You will discover however that Azure Machine Learning Studio does not accept JSON as a valid data input. I took the path of least resistance and simply converted the JSON formatted file to a .csv using an online tool. The CSV file can then be easily added to Azure ML Studio as a new dataset. Once it has been added as a dataset, simply drag and drop it as the first node in your experiment. Now the next step is to perform a bit of preprocessing to clean up the data. In this step, I used the ‘select columns in dataset’ (found under Data Manipulation) node to select which columns I wanted, in my case, its temperature, humidity, device, location, and moisturedetected. Next, I dragged the Metadata editor node as into the flow to indicate that the ‘moisturedetected’ is categorical (not a numeric value even though it is represented as 0 or 100) as well as a label (i.e. the value we are trying to predict). Now that the data is cleaned up we can go ahead and start building our model.

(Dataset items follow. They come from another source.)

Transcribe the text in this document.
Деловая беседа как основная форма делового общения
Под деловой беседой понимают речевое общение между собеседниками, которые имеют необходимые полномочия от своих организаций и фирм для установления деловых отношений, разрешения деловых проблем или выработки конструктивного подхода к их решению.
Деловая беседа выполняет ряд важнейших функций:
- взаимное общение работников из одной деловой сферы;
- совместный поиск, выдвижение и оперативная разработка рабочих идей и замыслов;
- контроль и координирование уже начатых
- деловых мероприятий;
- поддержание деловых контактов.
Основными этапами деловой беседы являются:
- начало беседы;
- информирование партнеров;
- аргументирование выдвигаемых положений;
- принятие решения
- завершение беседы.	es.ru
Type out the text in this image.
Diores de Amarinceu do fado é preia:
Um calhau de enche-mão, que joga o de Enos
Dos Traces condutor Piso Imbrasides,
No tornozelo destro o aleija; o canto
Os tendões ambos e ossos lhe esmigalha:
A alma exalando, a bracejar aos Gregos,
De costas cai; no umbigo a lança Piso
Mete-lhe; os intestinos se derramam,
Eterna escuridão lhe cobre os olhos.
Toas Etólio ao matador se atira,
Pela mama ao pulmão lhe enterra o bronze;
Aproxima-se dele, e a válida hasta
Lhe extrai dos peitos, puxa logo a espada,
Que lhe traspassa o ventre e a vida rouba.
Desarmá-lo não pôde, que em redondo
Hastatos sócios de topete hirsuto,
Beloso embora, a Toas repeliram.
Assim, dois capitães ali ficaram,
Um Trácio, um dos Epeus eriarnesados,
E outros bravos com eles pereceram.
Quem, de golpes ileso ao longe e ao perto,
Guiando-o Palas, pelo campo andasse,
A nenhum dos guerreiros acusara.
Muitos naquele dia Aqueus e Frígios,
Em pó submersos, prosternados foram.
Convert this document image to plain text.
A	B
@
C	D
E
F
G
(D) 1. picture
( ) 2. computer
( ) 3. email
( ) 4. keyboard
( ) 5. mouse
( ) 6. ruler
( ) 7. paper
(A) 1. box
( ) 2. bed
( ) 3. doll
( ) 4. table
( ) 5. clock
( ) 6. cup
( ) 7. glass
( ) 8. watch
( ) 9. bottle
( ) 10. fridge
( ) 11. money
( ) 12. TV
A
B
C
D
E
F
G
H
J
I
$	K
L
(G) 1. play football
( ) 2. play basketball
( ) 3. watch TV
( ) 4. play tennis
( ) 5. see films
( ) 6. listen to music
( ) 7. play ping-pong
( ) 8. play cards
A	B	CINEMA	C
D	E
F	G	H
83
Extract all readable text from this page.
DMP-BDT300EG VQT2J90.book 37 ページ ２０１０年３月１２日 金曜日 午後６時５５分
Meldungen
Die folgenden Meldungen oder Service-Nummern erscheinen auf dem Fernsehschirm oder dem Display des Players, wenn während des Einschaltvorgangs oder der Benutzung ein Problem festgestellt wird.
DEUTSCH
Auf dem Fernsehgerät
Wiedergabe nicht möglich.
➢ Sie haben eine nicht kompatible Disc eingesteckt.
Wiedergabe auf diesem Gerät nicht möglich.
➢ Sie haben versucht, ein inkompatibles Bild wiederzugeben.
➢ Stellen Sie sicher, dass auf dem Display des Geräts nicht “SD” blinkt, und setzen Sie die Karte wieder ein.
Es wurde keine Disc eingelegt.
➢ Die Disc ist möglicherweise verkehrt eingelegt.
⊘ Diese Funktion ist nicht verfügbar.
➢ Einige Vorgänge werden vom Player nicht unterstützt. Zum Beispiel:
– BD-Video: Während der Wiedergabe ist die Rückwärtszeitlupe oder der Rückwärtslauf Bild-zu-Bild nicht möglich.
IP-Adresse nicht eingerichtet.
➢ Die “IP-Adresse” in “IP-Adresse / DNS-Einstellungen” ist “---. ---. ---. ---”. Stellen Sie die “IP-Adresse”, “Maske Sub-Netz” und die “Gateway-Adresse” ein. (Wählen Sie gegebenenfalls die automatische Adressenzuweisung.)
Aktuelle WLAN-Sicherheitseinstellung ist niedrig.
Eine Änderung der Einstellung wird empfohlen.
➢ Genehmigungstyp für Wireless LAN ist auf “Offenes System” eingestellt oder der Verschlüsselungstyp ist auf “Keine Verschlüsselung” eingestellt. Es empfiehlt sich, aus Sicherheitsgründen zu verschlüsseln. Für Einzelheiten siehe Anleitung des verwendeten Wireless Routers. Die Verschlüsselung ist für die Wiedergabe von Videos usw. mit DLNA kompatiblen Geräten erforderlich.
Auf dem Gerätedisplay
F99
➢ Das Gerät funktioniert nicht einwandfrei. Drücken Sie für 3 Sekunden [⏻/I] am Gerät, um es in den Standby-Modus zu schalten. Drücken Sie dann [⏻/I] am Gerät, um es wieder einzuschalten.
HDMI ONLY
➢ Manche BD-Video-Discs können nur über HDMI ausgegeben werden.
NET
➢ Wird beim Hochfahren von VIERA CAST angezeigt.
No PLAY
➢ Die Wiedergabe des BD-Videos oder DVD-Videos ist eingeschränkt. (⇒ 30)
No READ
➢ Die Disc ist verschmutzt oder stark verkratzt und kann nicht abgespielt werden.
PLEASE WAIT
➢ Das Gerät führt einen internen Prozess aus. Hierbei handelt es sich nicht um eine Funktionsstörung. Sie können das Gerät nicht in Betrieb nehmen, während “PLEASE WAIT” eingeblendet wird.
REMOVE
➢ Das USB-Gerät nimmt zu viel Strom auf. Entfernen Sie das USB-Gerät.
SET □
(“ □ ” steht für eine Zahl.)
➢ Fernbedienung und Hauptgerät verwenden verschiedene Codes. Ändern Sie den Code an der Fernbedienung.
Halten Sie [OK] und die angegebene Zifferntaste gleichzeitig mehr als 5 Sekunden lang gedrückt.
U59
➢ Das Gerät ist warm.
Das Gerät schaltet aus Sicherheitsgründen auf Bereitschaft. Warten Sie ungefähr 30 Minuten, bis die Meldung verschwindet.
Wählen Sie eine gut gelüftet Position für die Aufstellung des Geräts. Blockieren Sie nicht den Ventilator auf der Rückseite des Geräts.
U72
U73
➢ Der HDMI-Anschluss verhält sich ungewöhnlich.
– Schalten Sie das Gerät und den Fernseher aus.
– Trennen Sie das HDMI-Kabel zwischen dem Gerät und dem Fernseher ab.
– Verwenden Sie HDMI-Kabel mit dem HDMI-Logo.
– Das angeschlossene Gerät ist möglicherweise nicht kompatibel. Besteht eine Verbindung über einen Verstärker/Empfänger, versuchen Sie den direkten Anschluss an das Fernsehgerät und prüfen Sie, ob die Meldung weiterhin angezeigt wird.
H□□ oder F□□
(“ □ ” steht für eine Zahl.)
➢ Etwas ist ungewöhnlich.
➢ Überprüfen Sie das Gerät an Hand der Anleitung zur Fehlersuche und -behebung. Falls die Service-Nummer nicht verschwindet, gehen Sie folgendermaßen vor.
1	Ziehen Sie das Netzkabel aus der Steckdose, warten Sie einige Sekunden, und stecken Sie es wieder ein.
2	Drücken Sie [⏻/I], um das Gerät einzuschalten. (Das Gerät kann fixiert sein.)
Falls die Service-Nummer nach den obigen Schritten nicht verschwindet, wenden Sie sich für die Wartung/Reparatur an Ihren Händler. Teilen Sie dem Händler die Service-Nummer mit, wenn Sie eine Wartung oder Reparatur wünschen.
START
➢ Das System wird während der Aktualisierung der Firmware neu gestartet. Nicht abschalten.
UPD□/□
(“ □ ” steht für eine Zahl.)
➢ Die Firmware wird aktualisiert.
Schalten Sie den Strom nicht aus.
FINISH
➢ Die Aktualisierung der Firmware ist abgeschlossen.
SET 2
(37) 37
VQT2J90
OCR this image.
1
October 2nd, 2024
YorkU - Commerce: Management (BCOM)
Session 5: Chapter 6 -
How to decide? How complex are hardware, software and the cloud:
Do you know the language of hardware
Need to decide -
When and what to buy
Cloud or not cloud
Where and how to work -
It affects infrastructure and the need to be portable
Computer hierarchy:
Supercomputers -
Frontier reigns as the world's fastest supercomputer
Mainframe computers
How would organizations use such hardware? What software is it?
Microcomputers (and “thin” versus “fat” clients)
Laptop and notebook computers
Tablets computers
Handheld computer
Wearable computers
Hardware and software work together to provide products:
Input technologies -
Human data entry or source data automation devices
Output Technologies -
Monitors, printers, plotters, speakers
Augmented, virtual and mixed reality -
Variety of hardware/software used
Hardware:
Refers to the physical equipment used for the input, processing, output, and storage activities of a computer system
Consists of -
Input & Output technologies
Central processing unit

In order to train the model we need to split the dataset into a training set and scoring set. The ‘split data’ node allows you to specify what percentage you want to allocate to each set. In my case I allocate 70% (i.e. 0.7) as training data and 30% as scoring data. Now drag a ‘Train Model’ node onto the canvas and connect it to the 70% connector path from the ‘Split data’ node. At this point you have to decide what kind of algorithm you are going to use. Choosing an algorithm depends on the answer you are looking for. In my case I needed a simple Yes/No answer to the question of ‘Is it likely to have any excess moisture/leak?’ Since this is a simple Yes/No classification problem I looked under the classifier algorithms and chose a two-class decision tree to start with. Drag the node onto the canvas and connect it with your ‘Train Model’ node. Now after training the model you want to score it to determine how well it did, so drop a ‘Score Model’ node underneath the ‘Train Model’ node and connect them. At the same time, connect the 30% of scoring data from the ‘Split data’ node into the right connector of ‘Score Model’ so we can unleash our newly trained algorithm on it. Finally, in order to visualize our results in a more human friendly manner I dropped an ‘Evaluate Model’ node underneath ‘Score Model.’ This allows you to see the results in a visual graph and determine how well it performs. At this point the fully fleshed out experiment looks like this:
You can go ahead and run the experiment now. This submits the job and it might take several minutes to complete. When it’s all done, you can click on the output node of ‘Evaluate Model’ and select ‘Visualize.’ This will show you the ROC curve. A good general guide to the performance of your model is the AUC or Area Under the Curve. Something in the 0.8 range is generally good. If you get results above 0.9 you are probably over fitting your model and if you get 0.7 or below you might want to try another algorithm.
You can play around the with the configuration parameters of the algorithm such as the threshold, increasing the number of trees, shortening the depth etc to see if you get better results. I also went ahead and tried out all 9 of the two-class classifier algorithms at their default settings to see which one gave the best results. It turns out a two-class decision jungle provided the best results for my dataset. Once I determined the best one, I deleted all the other poorer performing algorithms and got ready to deploy my model as a web service. This is a very straightforward process, all you have to do is click on the ‘Setup Web Service’ button and Azure ML Studio will automatically remove unnecessary nodes for deployment such as ‘Evaluate Model’ and ‘Split Data.’ It also automatically creates a trained model node for you. At this point, I also removed the ‘moisturedetected’ column from the input dataset since it is what I am trying to predict. I also set the web service input node right before ‘Score Model’ so that it knows what data fields to accept as input.
A click on ‘Deploy Web Service’ is all it took to deploy my model for widespread usage. This will provide you with a Swagger-like API definition page that contains the request URI, API, request headers/body, response body as well as sample call in C#, R, and Python so that you can call your Machine learning web service from external applications.
The Test button let me test my newly deployed web service by entering sample input and observing the predicted response.
Looks like when the temperature is 88 F and the humidity is 69% the likelihood of having a moisture leak is 0.68 i.e. 68% (the last set of numbers in the series) so the model is predicting that it will happen.